Peut-être le secret de sa vie était que Tchaïkovski devait se dépasser lui-même par la musique. Le 1er novembre 1893, peu de jours après que la création de sa Sixième et dernière symphonie, il but de l’eau non bouillie de la Neva alors que le choléra sévissait à Saint-Pétersbourg. Cela a pu être par oubli ou distraction, mais de nombreuses biographies de Tchaïkovski soutiennent que le compositeur avait cherché la mort en pleine connaissance de cause. Selon ses propres paroles, Tchaïkovski avait dit son dernier mot avec cette symphonie et il pouvait quitter le monde l’âme en paix sur cette œuvre qui était en quelque sorte son requiem. Lors de la première exécution de cette œuvre, Tchaïkovski avait indiqué que la symphonie avait un programme, mais il n’en confia le détail à personne d’autre qu’à son frère préféré, Modeste Tchaïkovski. Ce dernier écrivit en 1907 à un archiviste de la ville de Presbourg une lettre retrouvée depuis peu, dans laquelle est révélé le grand secret du compositeur :
” Le premier mouvement dépeint sa vie dans un mélange de souffrance et d’irrésistible nostalgie de grandeur et de noblesse, d’un côté le combat et la peur de la mort, de l’autre une joie divine et un amour céleste du beau, du vrai et du bon en tout ce que l’éternité nous promet en vertu de la grâce céleste. Comme mon frère a été résolument optimiste la majeure partie de son existence, il a fait s’achever ce premier mouvement en reprenant ce thème. A mon sens, le deuxième mouvement retrace les peu nombreux moments de joie de sa vie – une joie qui ne ressemblait pas aux joies communes des autres, et qui, pour cette raison, a été exprimés dans une inhabituelle mesure à cinq temps.

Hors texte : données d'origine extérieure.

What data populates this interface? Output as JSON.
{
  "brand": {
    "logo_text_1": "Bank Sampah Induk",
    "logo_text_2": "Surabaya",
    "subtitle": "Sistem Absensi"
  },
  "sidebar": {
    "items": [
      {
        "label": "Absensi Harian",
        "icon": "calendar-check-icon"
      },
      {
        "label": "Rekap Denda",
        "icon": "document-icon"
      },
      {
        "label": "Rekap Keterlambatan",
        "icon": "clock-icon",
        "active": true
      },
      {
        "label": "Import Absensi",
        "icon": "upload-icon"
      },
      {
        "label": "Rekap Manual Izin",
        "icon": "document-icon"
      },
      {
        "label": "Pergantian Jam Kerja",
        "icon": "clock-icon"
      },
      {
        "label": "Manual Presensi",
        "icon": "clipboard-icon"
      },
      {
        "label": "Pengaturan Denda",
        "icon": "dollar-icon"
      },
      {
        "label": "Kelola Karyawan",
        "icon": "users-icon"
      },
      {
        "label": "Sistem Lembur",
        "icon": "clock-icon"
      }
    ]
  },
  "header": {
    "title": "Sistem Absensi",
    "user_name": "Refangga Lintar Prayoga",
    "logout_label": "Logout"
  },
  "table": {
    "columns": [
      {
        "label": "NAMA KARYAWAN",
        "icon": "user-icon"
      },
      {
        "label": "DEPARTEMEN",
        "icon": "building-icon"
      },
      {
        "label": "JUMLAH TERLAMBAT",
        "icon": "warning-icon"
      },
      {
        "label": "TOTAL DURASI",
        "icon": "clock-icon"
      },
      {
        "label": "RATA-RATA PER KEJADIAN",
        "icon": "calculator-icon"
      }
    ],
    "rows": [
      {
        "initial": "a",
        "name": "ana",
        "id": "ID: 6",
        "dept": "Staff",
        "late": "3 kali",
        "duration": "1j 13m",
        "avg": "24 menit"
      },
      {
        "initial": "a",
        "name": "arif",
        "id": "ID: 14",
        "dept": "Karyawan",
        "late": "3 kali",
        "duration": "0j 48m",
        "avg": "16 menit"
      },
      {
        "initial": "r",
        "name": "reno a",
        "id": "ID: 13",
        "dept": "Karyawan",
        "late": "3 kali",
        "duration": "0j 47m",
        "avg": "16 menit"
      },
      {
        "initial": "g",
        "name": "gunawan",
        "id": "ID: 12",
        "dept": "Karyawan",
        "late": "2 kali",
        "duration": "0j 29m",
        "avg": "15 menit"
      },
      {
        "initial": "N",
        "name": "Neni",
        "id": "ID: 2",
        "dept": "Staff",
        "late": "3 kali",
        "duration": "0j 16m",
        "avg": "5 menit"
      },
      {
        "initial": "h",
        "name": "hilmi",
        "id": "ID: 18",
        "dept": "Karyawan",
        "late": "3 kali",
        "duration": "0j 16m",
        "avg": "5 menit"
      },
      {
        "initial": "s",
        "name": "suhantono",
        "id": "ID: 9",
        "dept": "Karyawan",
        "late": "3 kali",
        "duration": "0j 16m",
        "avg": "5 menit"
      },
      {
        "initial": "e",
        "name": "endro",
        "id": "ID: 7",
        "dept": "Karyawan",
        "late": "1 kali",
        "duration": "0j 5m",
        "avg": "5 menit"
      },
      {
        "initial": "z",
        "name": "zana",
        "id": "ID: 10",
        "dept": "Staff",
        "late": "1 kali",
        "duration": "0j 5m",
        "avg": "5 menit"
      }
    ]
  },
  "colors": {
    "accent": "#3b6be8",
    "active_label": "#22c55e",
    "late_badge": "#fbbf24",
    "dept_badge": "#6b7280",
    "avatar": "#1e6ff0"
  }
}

Le troisième mouvement traduit son évolution musicale. Au commencement de sa vie ce n’était rien d’autre qu’une plaisanterie, une sorte de passe-temps et de jeu – jusqu’à ce qu’il ait à peu près vingt ans. Par la suite, il est devenu de plus en plus sérieux et a terminé comme une célébrité. C’est ce qu’exprime la marche triomphale à la fin. Le quatrième mouvement reflète son état d’esprit dans les dernières années de sa vie – l’amère déception et la profonde douleur d’être contraint de reconnaître que, finalement, sa célébrité artistique est éphémère et ne parvient pas à vaincre sa peur du néant éternel, ce néant qui menace implacablement d’engloutir tout ce qu’il aimait et avait cru toute sa vie éternel et constant.”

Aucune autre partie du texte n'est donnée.